ComScore, which measures traffic on the web, has recently released rankings that put Google+ at the bottom of time spent on social networks. The stories that Google+ is dead, however, are worth ignoring for a few important reasons.
The raw numbers
According to recently released ComScore rankings, the amount of time spent on social networks varies greatly. These rankings are only for desktop computers; they do not include mobile usage, tablet computers or any other handheld-style device. These rankings say that users spend 405 minutes per month on Facebook, 89 minutes per month on Pinterest and Tumblr, 21 minutes on Twitter, 17 on Linkedin, 8 on MySpace and just 3 on Google+.
The problems with G+
The problems with Google+ are relatively obvious – users simply are not spending as much time on the network because they are in other places. Google positioned G+ as a competitor to Facebook and has not differentiated itself well in the marketplace. While 90 million users have registered for Google+, the company has not released information on the number of active users on a weekly or monthly basis. Game platform Zynga’s chief operating officer John Schappert has said: “So far, Google+ is a nice platform, but it’s been slow on the uptick with users right now.”

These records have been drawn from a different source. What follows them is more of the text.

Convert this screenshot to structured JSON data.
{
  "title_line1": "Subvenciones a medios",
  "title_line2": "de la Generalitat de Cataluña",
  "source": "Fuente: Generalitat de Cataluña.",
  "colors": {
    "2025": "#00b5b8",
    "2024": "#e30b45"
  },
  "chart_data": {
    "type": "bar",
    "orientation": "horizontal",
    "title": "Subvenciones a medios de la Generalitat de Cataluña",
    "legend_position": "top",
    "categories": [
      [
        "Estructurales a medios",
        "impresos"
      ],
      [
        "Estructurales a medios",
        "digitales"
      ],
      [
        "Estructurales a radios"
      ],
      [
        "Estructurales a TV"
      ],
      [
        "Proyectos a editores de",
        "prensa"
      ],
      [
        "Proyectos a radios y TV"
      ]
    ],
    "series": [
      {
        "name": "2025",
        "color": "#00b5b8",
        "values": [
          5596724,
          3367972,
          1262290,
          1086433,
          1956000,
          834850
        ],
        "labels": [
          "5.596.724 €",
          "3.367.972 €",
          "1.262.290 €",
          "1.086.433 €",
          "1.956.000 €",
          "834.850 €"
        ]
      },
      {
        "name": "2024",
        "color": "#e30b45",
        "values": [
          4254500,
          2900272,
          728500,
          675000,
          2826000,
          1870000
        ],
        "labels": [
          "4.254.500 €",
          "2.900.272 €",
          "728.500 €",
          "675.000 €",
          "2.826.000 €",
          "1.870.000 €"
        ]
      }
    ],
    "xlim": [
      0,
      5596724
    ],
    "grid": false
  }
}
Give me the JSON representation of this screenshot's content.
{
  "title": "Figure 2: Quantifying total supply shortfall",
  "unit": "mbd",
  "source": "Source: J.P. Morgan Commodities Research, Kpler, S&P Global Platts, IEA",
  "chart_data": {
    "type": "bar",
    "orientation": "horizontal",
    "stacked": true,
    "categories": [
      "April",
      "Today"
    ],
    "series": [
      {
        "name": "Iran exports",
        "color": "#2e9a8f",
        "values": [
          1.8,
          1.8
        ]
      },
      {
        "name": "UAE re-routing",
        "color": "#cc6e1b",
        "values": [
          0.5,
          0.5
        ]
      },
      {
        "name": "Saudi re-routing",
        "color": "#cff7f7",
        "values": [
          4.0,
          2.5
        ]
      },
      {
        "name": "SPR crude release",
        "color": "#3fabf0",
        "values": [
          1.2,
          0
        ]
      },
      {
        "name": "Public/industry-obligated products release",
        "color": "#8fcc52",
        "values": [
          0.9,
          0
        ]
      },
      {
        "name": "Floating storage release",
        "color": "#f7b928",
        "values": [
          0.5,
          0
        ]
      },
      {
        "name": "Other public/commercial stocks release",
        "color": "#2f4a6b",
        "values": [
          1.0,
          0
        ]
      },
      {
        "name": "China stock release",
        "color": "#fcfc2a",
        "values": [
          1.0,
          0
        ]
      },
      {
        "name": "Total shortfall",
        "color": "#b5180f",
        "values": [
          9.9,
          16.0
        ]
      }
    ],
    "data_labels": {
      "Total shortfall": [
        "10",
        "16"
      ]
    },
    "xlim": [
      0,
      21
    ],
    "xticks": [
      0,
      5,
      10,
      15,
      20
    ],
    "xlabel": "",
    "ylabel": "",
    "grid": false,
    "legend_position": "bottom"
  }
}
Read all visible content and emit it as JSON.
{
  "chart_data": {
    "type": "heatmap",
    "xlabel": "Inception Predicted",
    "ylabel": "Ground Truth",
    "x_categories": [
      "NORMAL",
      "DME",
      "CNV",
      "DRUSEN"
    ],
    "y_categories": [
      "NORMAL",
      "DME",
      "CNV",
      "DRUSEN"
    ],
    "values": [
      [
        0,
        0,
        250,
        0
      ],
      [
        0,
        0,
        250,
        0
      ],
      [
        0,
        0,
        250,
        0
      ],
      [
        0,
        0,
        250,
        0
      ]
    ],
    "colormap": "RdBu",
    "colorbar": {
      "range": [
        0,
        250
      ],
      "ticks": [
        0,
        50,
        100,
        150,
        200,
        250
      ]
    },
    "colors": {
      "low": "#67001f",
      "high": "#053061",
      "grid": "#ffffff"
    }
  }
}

Why Google+ could remain relevant
Despite numbers that are not impressive, Google+ will likely remain relevant online for two major reasons: depth of conversation and SEO. One of the factors of Google+ that users have consistently pointed out that they love is the depth and breadth of conversations on the social network. The users that are on Google+ are the early adopters, technology geeks and business leaders that are engaging in conversations. Google+ is also becoming a hangout for artists and designers, where visual elements get a bigger billing than on other social networks.
Besides the conversations and connections that exist on Google+, there is a simple search engine optimization reason Google+ will maintain at least some level of relevancy. Google has already heavily integrated Google+ information, sharing and images into Google search engine results pages. These SERPs are the lifeblood of Google’s identity and products and the photos and results are integrated heavily. Unless Google chooses to de-integrate SERPs and Google+, the social network will remain incredibly important to search engine optimization.